Inflexibility is a common struggle for the unique, rigid child.
Do you find yourself wishing your rigid child was better at going with the flow? Maybe your child’s rigid routine gets in the way of their ability to experience life and take advantage of opportunities. Maybe you even feel like you can’t say yes to spontaneous get-togethers with friends or go on that impromptu evening walk around the neighborhood. If this sounds familiar, then your child may be finding it difficult to relax.
How to help your rigid child cope
Here are five tactics you can use when your child is being stubborn.
1. Shift your style.
Parenting style is an important consideration for families who have chronically inflexible children. A great resource for learning to ‘pick your battles’ is offered by Ross Greene in the Explosive Child. He teaches you how to be a ‘basket case’, which means that you put all of your priorities into three baskets.
- Basket A is a small basket for non-negotiables.
- Basket B is for issues that are important, but for which you would be willing to negotiate with your child. This basket allows you to model a rational and calm decision-making approach that results in a win-win solution.
- Basket C is the ‘forget-a-bout-it’ basket.
This approach is referred to as downshifting and it allows you to demonstrate how to calm down and and think rationally. A great children’s book that demonstrates the power of downshifting is offered in Llama Llama, Mad at Mama. The mother in the story shows how a parent can meet a child’s needs while simultaneously holding the child accountable for improved behavior.
2. Ask questions.
Sometimes it can be helpful to engage in reflection. Ask your child why they are so upset that, for example, you went to a different grocery store. Sometimes, when a child has trouble ‘justifying’ their emotions, their logic begins to unravel, and they can become more flexible.
3. Take a back seat.
What would it look like to allow your child to make all the plans on a Saturday? Maybe you could approach it as a game and call it ‘Opposite Day.’ On Opposite Day you are the kid, and your kid is the parent. It is up to them to decide what the family will do, what they will eat, and where they will go. Taking a playful roleplay approach to rigid ‘director’ behavior can take the pressure off. There’s also a chance it may help your child let go of some control on days when you aren’t intentionally switching roles.

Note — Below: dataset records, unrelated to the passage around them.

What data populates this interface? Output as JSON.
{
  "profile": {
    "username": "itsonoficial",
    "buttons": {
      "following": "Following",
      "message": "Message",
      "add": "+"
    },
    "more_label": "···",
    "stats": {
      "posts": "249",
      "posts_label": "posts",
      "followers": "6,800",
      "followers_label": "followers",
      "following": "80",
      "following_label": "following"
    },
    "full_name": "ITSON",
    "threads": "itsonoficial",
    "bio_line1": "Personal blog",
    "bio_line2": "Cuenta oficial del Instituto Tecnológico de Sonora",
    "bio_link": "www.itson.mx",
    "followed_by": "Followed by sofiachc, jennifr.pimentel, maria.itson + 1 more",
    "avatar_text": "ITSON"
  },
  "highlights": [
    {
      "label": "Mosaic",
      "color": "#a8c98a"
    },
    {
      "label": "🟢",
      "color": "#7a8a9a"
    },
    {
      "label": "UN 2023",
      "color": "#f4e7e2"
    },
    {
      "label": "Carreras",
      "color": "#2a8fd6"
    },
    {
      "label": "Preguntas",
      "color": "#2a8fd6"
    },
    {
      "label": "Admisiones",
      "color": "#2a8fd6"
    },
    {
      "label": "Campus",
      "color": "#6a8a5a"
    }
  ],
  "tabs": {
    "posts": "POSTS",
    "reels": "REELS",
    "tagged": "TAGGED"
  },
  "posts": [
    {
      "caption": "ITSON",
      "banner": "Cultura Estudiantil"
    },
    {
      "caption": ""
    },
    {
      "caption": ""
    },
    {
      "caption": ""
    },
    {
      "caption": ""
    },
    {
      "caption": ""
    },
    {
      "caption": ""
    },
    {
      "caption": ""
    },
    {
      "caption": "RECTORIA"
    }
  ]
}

4. Redirect the conversation.
At times, you are simply going to disappoint your child. Maybe you decide to go to a different grocery store than usual because it’s closer to another errand you’re running. If your child isn’t happy about it, redirection can be helpful. Consider redirecting the conversation to what’s inside the store. For example, while your child is objecting to the store, try offering questions like, “When we get inside, do you want to choose ice cream or popsicles for your special treat this week?
5. Provide options.
Sometimes it’s easy to let your child choose. In those cases, allow them to help you decide which store to go to or when you take that walk around the block. Maybe you will discover that your child is more flexible when they feel they are able to participate in the decision-making process. It may help them to feel a level of control over the timeline.
Feeling unsure about your child’s behavior? Here are a few signs your child might be battling with rigidity.
10 signs you have a rigid child
The rigid child tends to:
- See situations in black-and-white
- Have trouble deviating from routines
- Be overly obsessed with rule-following
- Dominate and direct play times with friends
- Get upset when things don’t go as planned
- Have trouble adjusting to schedule or routine changes
- Have difficulty yielding to another person’s viewpoint
- Resist authority
- Have meltdowns if you change your mind about plans that affect them
- Prefer playing alone to avoid compromise
What’s causing my rigid child’s inflexibility?
It’s normal to feel responsible for your child’s struggles, but their unique disposition certainly isn’t anything to blame yourself for. For instance, you could follow that mystery ‘parenting manual’ to a T and still find yourself struggling to help your rigid child relax. It’s important to be able to let yourself off the hook and redirect your energy.
Rigidity can be very hard for parents, especially when the source is unclear. But it is important to consider the degree of symptoms. If rigidity and inflexibility, tantrums, or focus on objects rather than people are significant concerns, it will be important to have a comprehensive neuropsychological evaluation in order to assess Autism Spectrum symptoms as well as language, cognition, attention, and emotions.